Embrace the mystery of the unknown

This opening game is not underwhelming. It’s unfamiliar. For many of you, it’s probably uninteresting.

Let’s face it, students: Memorial Stadium’s one-year sabbatical and last year’s losing season don’t have you as excited about football. The Big Game loss definitely plays a small role too, even if you successfully blocked that one out (sorry to those that had). And now student attendance has to be lowered because of the limited AT&T Park seating capacity.

Can “gamedays” successfully take place in a city across the Pacific Ocean from the stadium? How many students have the nerves/guts/gumption to continue the gameday experience and go BARTying? And then after that, navigate San Francisco?

Well, it’s clear that hardly any students (and apparently alumni, just look at the ticket sales) are going to make the trip on Saturday because it costs an extra $30 and a ride all the way to Candlestick Park. Beer-stained big screens are always on, though, and that’s an acceptable way to watch football. I still encourage you to go (it’s an NFL Stadium! Kind of… School spirit, maybe?) but the inability to predict anything about this game should give you at least one reason to watch.

If you’re a college football fan, you will be tempted to turn to the Texas-sized Oregon-LSU showdown (foreshadowed by a bar fight that jailed the Tigers’ starting quarterback) that takes place in Jerry Jones’ $1.15 billion Cowboys Stadium in Dallas; A game John Madden would probably give a BOOM! Rating.

But wait, I’ll try to save you.

Sure I’ll be peeking at the Pac-12-SEC throwdown from the press box, but if you don’t focus on the Cal game, you may miss out on the debut of perhaps the most uncharacteristic Jeff Tedford-coached team since he took over the program ten seasons ago.

I said perhaps. Coach Tedford has even let us know that starting quarterback Zach Maynard can move and knows how to avoid absorbing any big hits. His freshman year statistics at Buffalo lead us to believe that he can be turned loose. How loose? We’ll see, but Maynard is not Tedford’s prototypical pocket passer.

See, the Bears have a dynamic receiving corps and both a running back (Isi Sofele) and receiver (Keenan Allen) that excel in the open field. The coaches are, as they should be, comfortable with the ball in Allen’s hands. He wasn’t Cal’s leading receiver last season (that was the Bears’ other weapon, Marvin Jones) but he’s got that big-play ability that spreads out opposing defenses which in turn opens up the field for the rest of the offense. Maybe this will trigger Jeff Tedford’s tricky side, a side that helped elevate the program once upon a time.

So what are we going to see? End-around handoffs? Lots of screen passes? More direct snaps? I have no idea (though I hope most of that direct snap business left with Andy Ludwig) but more lateral movement and maybe a flea-flicker could be in stock. All in all, it should be more creative.
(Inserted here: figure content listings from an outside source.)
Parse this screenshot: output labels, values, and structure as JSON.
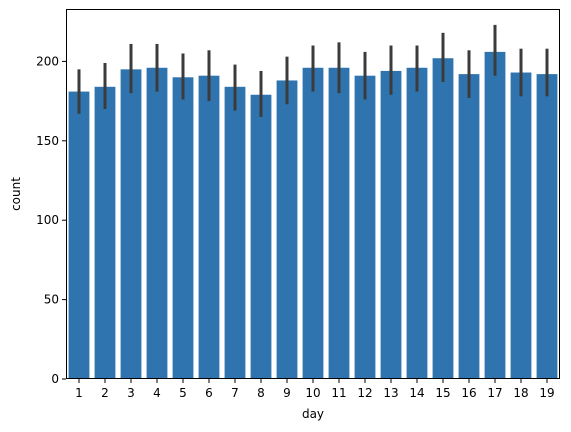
{
  "chart_data": {
    "type": "bar",
    "xlabel": "day",
    "ylabel": "count",
    "categories": [
      "1",
      "2",
      "3",
      "4",
      "5",
      "6",
      "7",
      "8",
      "9",
      "10",
      "11",
      "12",
      "13",
      "14",
      "15",
      "16",
      "17",
      "18",
      "19"
    ],
    "values": [
      181,
      184,
      195,
      196,
      190,
      191,
      184,
      179,
      188,
      196,
      196,
      191,
      194,
      196,
      202,
      192,
      206,
      193,
      192
    ],
    "error_low": [
      167,
      170,
      180,
      181,
      176,
      175,
      169,
      165,
      173,
      181,
      180,
      176,
      179,
      181,
      187,
      177,
      191,
      178,
      178
    ],
    "error_high": [
      195,
      199,
      211,
      211,
      205,
      207,
      198,
      194,
      203,
      210,
      212,
      206,
      210,
      210,
      218,
      207,
      223,
      208,
      208
    ],
    "ylim": [
      0,
      233
    ],
    "yticks": [
      0,
      50,
      100,
      150,
      200
    ],
    "bar_color": "#2f74ae",
    "error_color": "#3b3b3b",
    "grid": false
  }
}
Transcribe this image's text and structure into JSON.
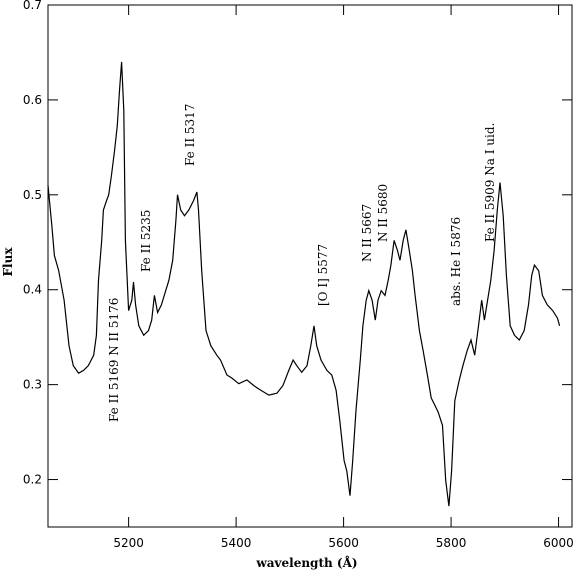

I mean, it has to be after last year’s struggles even with a player of Shane Vereen’s caliber running the ball.

The defense has the personnel to be one of the strongest units in the Pac-12; it just needs to avoid the meltdowns that, especially with NFL draftees Cameron Jordan and Mike Mohamed, were far too frequent last season. For you locals, you can throw your support behind Dan Camporeale — the sophomore walk-on and Lafayette native who surprisingly won a starting outside linebacker job.

Your expectations are probably low. You’re not that different from the pundits nationwide.

But none of that matters at this point. What matters is that it’s the beginning of football season and that everybody lines up even. Don’t lose faith yet since there may be reasons to get excited in a hurry.